Trapping the Architectural Imagination: Restoration + Renewal = Resistance + Rejection at Westminster
Image source: Giovanni Gagliardi

Alexandra Anderson
Q-Step Post-doctoral Researcher
Sheffield Methods Institute

Matthew Flinders
Professor of Politics
University of Sheffield

The UK’s Palace of Westminster, a Grade I listed building and part of UNESCO world heritage site, is currently falling apart and is in dire need of repair. As one of the UK’s most iconic and significant buildings, the palace’s oldest parts date from the 11th Century and the majority of the building was rebuilt after a fire in 1834. The building has seen limited maintenance since then and now there is a significant risk of fire, the masonry is crumbling, asbestos is widespread throughout the building, and dated windows and roof tiles are in desperate need of replacing.

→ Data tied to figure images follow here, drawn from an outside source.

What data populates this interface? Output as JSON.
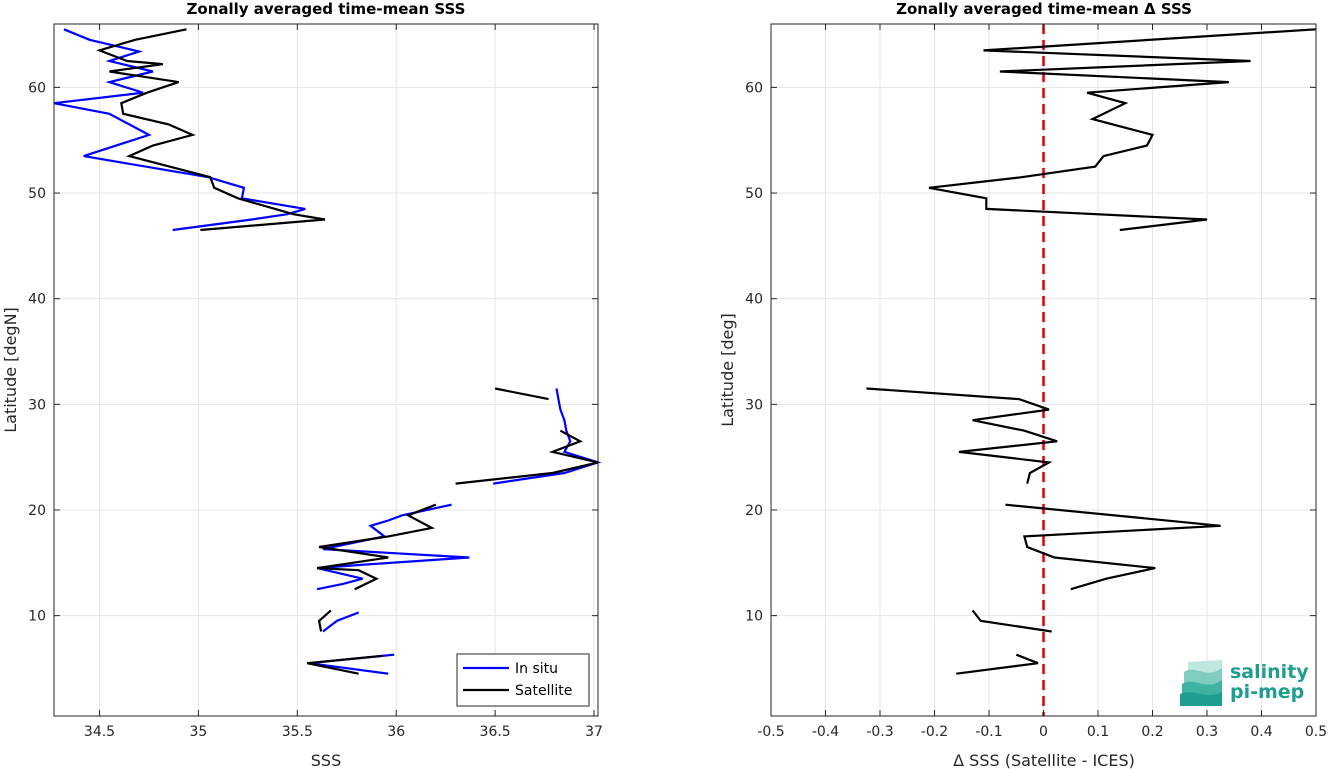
{
  "chart_data": [
    {
      "type": "line",
      "title": "Zonally averaged time-mean SSS",
      "xlabel": "SSS",
      "ylabel": "Latitude [degN]",
      "xlim": [
        34.27,
        37.02
      ],
      "ylim": [
        0.5,
        66
      ],
      "xticks": [
        34.5,
        35,
        35.5,
        36,
        36.5,
        37
      ],
      "xtick_labels": [
        "34.5",
        "35",
        "35.5",
        "36",
        "36.5",
        "37"
      ],
      "yticks": [
        10,
        20,
        30,
        40,
        50,
        60
      ],
      "ytick_labels": [
        "10",
        "20",
        "30",
        "40",
        "50",
        "60"
      ],
      "grid": true,
      "legend": "bottom-right",
      "series": [
        {
          "name": "In situ",
          "color": "#0000ff",
          "segments": [
            [
              [
                34.32,
                65.5
              ],
              [
                34.45,
                64.5
              ],
              [
                34.7,
                63.4
              ],
              [
                34.55,
                62.5
              ],
              [
                34.77,
                61.5
              ],
              [
                34.55,
                60.5
              ],
              [
                34.72,
                59.5
              ],
              [
                34.27,
                58.5
              ],
              [
                34.55,
                57.5
              ],
              [
                34.75,
                55.5
              ],
              [
                34.42,
                53.5
              ],
              [
                35.05,
                51.5
              ],
              [
                35.23,
                50.5
              ],
              [
                35.22,
                49.5
              ],
              [
                35.54,
                48.5
              ],
              [
                35.45,
                48.0
              ],
              [
                35.27,
                47.5
              ],
              [
                34.87,
                46.5
              ]
            ],
            [
              [
                36.49,
                22.5
              ],
              [
                36.85,
                23.5
              ],
              [
                37.02,
                24.5
              ],
              [
                36.85,
                25.5
              ],
              [
                36.88,
                26.5
              ],
              [
                36.86,
                27.5
              ],
              [
                36.85,
                28.5
              ],
              [
                36.83,
                29.5
              ],
              [
                36.82,
                30.5
              ],
              [
                36.81,
                31.5
              ]
            ],
            [
              [
                36.28,
                20.5
              ],
              [
                36.03,
                19.5
              ],
              [
                35.96,
                19.0
              ],
              [
                35.87,
                18.5
              ],
              [
                35.94,
                17.5
              ],
              [
                35.68,
                16.5
              ],
              [
                35.63,
                16.3
              ],
              [
                36.37,
                15.5
              ],
              [
                35.82,
                14.8
              ],
              [
                35.6,
                14.5
              ],
              [
                35.83,
                13.5
              ],
              [
                35.73,
                13.0
              ],
              [
                35.6,
                12.5
              ]
            ],
            [
              [
                35.81,
                10.3
              ],
              [
                35.7,
                9.5
              ],
              [
                35.63,
                8.5
              ]
            ],
            [
              [
                35.99,
                6.3
              ],
              [
                35.56,
                5.5
              ],
              [
                35.96,
                4.5
              ]
            ]
          ]
        },
        {
          "name": "Satellite",
          "color": "#000000",
          "segments": [
            [
              [
                34.94,
                65.5
              ],
              [
                34.68,
                64.5
              ],
              [
                34.5,
                63.5
              ],
              [
                34.64,
                62.5
              ],
              [
                34.82,
                62.2
              ],
              [
                34.55,
                61.5
              ],
              [
                34.9,
                60.5
              ],
              [
                34.74,
                59.5
              ],
              [
                34.61,
                58.5
              ],
              [
                34.62,
                57.5
              ],
              [
                34.85,
                56.5
              ],
              [
                34.97,
                55.5
              ],
              [
                34.77,
                54.5
              ],
              [
                34.65,
                53.5
              ],
              [
                35.06,
                51.5
              ],
              [
                35.08,
                50.5
              ],
              [
                35.2,
                49.5
              ],
              [
                35.48,
                48.0
              ],
              [
                35.64,
                47.5
              ],
              [
                35.01,
                46.5
              ]
            ],
            [
              [
                36.5,
                31.5
              ],
              [
                36.77,
                30.5
              ]
            ],
            [
              [
                36.3,
                22.5
              ],
              [
                36.79,
                23.5
              ],
              [
                37.02,
                24.5
              ],
              [
                36.79,
                25.5
              ],
              [
                36.93,
                26.5
              ],
              [
                36.83,
                27.5
              ]
            ],
            [
              [
                36.2,
                20.5
              ],
              [
                36.06,
                19.5
              ],
              [
                36.18,
                18.3
              ],
              [
                35.96,
                17.5
              ],
              [
                35.61,
                16.5
              ],
              [
                35.96,
                15.5
              ],
              [
                35.6,
                14.5
              ],
              [
                35.81,
                14.3
              ],
              [
                35.9,
                13.5
              ],
              [
                35.79,
                12.5
              ]
            ],
            [
              [
                35.67,
                10.5
              ],
              [
                35.61,
                9.5
              ],
              [
                35.62,
                8.5
              ]
            ],
            [
              [
                35.93,
                6.2
              ],
              [
                35.55,
                5.5
              ],
              [
                35.81,
                4.5
              ]
            ]
          ]
        }
      ]
    },
    {
      "type": "line",
      "title": "Zonally averaged time-mean Δ SSS",
      "xlabel": "Δ SSS (Satellite - ICES)",
      "ylabel": "Latitude [deg]",
      "xlim": [
        -0.5,
        0.5
      ],
      "ylim": [
        0.5,
        66
      ],
      "xticks": [
        -0.5,
        -0.4,
        -0.3,
        -0.2,
        -0.1,
        0,
        0.1,
        0.2,
        0.3,
        0.4,
        0.5
      ],
      "xtick_labels": [
        "-0.5",
        "-0.4",
        "-0.3",
        "-0.2",
        "-0.1",
        "0",
        "0.1",
        "0.2",
        "0.3",
        "0.4",
        "0.5"
      ],
      "yticks": [
        10,
        20,
        30,
        40,
        50,
        60
      ],
      "ytick_labels": [
        "10",
        "20",
        "30",
        "40",
        "50",
        "60"
      ],
      "grid": true,
      "reference_line": {
        "x": 0,
        "color": "#e00000",
        "style": "dashed"
      },
      "series": [
        {
          "color": "#000000",
          "segments": [
            [
              [
                0.5,
                65.5
              ],
              [
                -0.11,
                63.5
              ],
              [
                0.38,
                62.5
              ],
              [
                -0.08,
                61.5
              ],
              [
                0.34,
                60.5
              ],
              [
                0.08,
                59.5
              ],
              [
                0.15,
                58.5
              ],
              [
                0.09,
                57.0
              ],
              [
                0.2,
                55.5
              ],
              [
                0.19,
                54.5
              ],
              [
                0.11,
                53.5
              ],
              [
                0.095,
                52.5
              ],
              [
                -0.04,
                51.5
              ],
              [
                -0.21,
                50.5
              ],
              [
                -0.105,
                49.5
              ],
              [
                -0.105,
                48.5
              ],
              [
                0.3,
                47.5
              ],
              [
                0.14,
                46.5
              ]
            ],
            [
              [
                -0.325,
                31.5
              ],
              [
                -0.045,
                30.5
              ],
              [
                0.01,
                29.5
              ],
              [
                -0.13,
                28.5
              ],
              [
                -0.035,
                27.5
              ],
              [
                0.025,
                26.5
              ],
              [
                -0.155,
                25.5
              ],
              [
                0.01,
                24.5
              ],
              [
                -0.025,
                23.5
              ],
              [
                -0.03,
                22.5
              ]
            ],
            [
              [
                -0.07,
                20.5
              ],
              [
                0.325,
                18.5
              ],
              [
                -0.035,
                17.5
              ],
              [
                -0.03,
                16.5
              ],
              [
                0.02,
                15.5
              ],
              [
                0.205,
                14.5
              ],
              [
                0.115,
                13.5
              ],
              [
                0.05,
                12.5
              ]
            ],
            [
              [
                -0.13,
                10.5
              ],
              [
                -0.115,
                9.5
              ],
              [
                0.015,
                8.5
              ]
            ],
            [
              [
                -0.05,
                6.3
              ],
              [
                -0.01,
                5.5
              ],
              [
                -0.16,
                4.5
              ]
            ]
          ]
        }
      ]
    }
  ],
  "legend": {
    "items": [
      "In situ",
      "Satellite"
    ]
  },
  "logo": {
    "line1": "salinity",
    "line2": "pi-mep"
  }
}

In order to address these issues, the Parliamentary Buildings (Restoration and Renewal) Act received royal assent in October 2019. Refurbishment of the Palace has been, for the majority, designed to address only the crisis of the building – but how can the refurbishment address the broader crisis of UK democracy? This paper seeks to explore and develop the concept of the architectural imagination as it relates to both ‘politics as theory’ and ‘politics as practice’ in the refurbishment of the Palace of Westminster.

By fusing the arguments of C. Wright Mills regarding ‘the promise’ and ‘the trap’, as articulated in his classic work The Sociological Imagination of 1959, with the theories and insights provided by architects and designers about the link between physical structures and the architecture of power, this paper seeks to examine the opaque governance decisions of the R&R programme. We will explore the role of buildings in terms of reflecting social relationships and the manner in which the democratising promise of architecture might on occasion become trapped by the refusal and resistance of embedded elites to countenance change. This, in turn, opens-up a discussion regarding anchorage and fluidity, nostalgia and emotions and most of all the structural shadow of the past upon the future. For example, it cannot be ignored that the palace was rebuilt in a period in which the architecture was designed to reflect a very specific political culture. As Joni Lovenduski stated in her classic book, Feminising Politics (2002):

“For a long time Westminster was one of those places where men gathered with other men. Its ways were the ways of the gentlemen’s clubs and public schools that were so important in establishing the norms of appropriate male behaviour.’ (p. 208)

In the reluctance to have an open discussion about the role of architectural structure and its effect on the future of UK democracy, this paper seeks to explore how the architectural imagination is limited and stifled due to a constrictive mandate that aims to preserve the past, rather than focus on the future. In this sense, the architecture imagination that is embodied by the ‘renewal’ aspect of the programme, is limited due to the strict focus on the ‘restoration’. This issue can be seen especially in contrast to the recent open call for design proposals for the EU parliamentary refurbishment, and possible rebuilt, that was launched on 26 May 2020. This paper thus aims to analyse the basic challenge of ‘creating afresh’ that is itself given tangible structure and meaning through an analysis of the history and governance of the proposed ‘Restoration and Renewal Programme for the Palace of Westminster’.